HMRC targets temporary staff tax avoidance schemes
Temporary staff agencies have avoided “hundreds of millions” in tax by using a scheme that pairs up all the workers on their books and routes them through lots of individual limited companies.
Uncovering the scheme, a national newspaper said it was similar to one last year that used such ‘mini-employment companies’ to exploit both VAT and the National Insurance Employment Allowance (NI EA).
Signalling that the scheme exposed by the paper is indeed a variant of one already covered by its Spotlight publication, HM Revenue & Customs yesterday confirmed to ContractorUK: “HMRC clearly set out its view last year that these sorts of arrangements simply don’t work”.
An employee of the alleged scheme provider, Premier Payco, disagrees: “All I can do is present to you the case that what we’re doing is effective, it works and it complies with all of the laws”, the employee unwittingly told the investigation by the Guardian.
'Rules as they're currently written'
Named by the paper as Patrick Griffin, the employee goes onto say that the scheme legally helps clients avoid taxes; is based on “genuine” commercial relationships and reflects tax rules “as they’re currently written.”
His latter comment seems to be referring to the fact that the reliefs which the scheme exploits are legitimate and enshrined in legislation.
For example, for the first of the two exploits, each of the companies housing the two or three agency workers claims the full NI EA (£3,000), with the effect that it entirely wipes out the employer NICs due.

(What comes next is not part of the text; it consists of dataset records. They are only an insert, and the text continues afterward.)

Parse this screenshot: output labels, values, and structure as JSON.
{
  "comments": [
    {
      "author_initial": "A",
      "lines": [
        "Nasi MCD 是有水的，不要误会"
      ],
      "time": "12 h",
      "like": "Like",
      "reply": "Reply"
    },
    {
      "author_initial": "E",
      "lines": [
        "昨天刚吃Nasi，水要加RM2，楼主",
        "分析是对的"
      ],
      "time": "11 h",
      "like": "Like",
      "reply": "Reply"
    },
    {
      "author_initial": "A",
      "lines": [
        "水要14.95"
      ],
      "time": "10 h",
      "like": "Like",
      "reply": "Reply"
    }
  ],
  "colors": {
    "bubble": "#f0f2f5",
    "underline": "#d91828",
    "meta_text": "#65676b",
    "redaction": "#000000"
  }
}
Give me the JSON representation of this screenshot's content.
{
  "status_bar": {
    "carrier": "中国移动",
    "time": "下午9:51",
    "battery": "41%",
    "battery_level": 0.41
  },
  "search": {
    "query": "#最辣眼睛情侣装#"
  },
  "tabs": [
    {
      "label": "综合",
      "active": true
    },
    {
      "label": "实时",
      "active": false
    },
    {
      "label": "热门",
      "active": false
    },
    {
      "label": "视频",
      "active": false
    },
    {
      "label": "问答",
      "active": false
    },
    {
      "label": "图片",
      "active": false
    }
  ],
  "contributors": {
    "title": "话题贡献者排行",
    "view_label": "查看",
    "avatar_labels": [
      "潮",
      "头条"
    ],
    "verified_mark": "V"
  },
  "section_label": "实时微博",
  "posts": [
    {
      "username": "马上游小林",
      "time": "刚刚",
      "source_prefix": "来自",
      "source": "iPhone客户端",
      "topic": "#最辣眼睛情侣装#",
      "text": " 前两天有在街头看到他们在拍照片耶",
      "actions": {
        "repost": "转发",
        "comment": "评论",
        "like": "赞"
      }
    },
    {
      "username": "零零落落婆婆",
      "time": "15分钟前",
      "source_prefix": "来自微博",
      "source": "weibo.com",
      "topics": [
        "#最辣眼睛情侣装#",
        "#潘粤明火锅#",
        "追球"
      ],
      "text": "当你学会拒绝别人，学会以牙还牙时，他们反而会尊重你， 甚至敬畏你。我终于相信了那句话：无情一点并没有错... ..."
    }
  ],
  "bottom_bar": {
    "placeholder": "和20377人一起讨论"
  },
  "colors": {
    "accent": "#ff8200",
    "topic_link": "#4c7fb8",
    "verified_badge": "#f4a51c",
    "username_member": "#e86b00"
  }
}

The company cannot hold just one worker, as the NI EA has been headed off for single-person ventures.
Secondly, the companies charge VAT at 20% but pay it back to the government at about 12%, in a move that exploits a popular scheme designed to alleviate the compliance burden on companies with revenues under £150,000 (The Flat Rate VAT Scheme).
'Withdraw and notify'
“[HMRC] are investigating and closing down use of these [agency avoidance] schemes,” the Revenue spokesman told ContractorUK. “HMRC strongly advises anyone who has used such a scheme to withdraw and notify.”
Asked whether such tax schemes have grown in number since April -- the Guardian claims they has been “a spike” since then -- the HMRC spokesman declined to be drawn.
But in line with the department, tax barrister Jolyon Maugham QC told the investigation that the scheme would fail the “critical test” -- whether it has been created specifically to avoid tax. In online footage, Griffin and a QC he refers to (but doesn’t name), says it would pass.
'Hundreds of millions, if not billions'
“As I listen to [Griffin’s] answer and as I read the documents…” Maugham told the paper, “it’s abundantly clear to me that this [tax avoidance] is one of the main purposes.
“It is perfectly reasonable to think the loss to the exchequer of this sort of abuse runs into the hundreds of millions if not billions of NICs, and prospectively VAT.”
Asked if the likely loss to the exchequer of such arrangements is indeed ‘in the hundreds of millions’ a year, the Revenue again declined to comment.
The HMRC spokesman would only say: “On behalf of the honest majority, who choose to play by the rules, we are cracking down hard on the minority of cheats who try to get out of paying their fair share.
“More than 600 tax avoidance schemes are currently under investigation, and HMRC has robust compliance procedures to identify and take targeted action against any identified abuse.”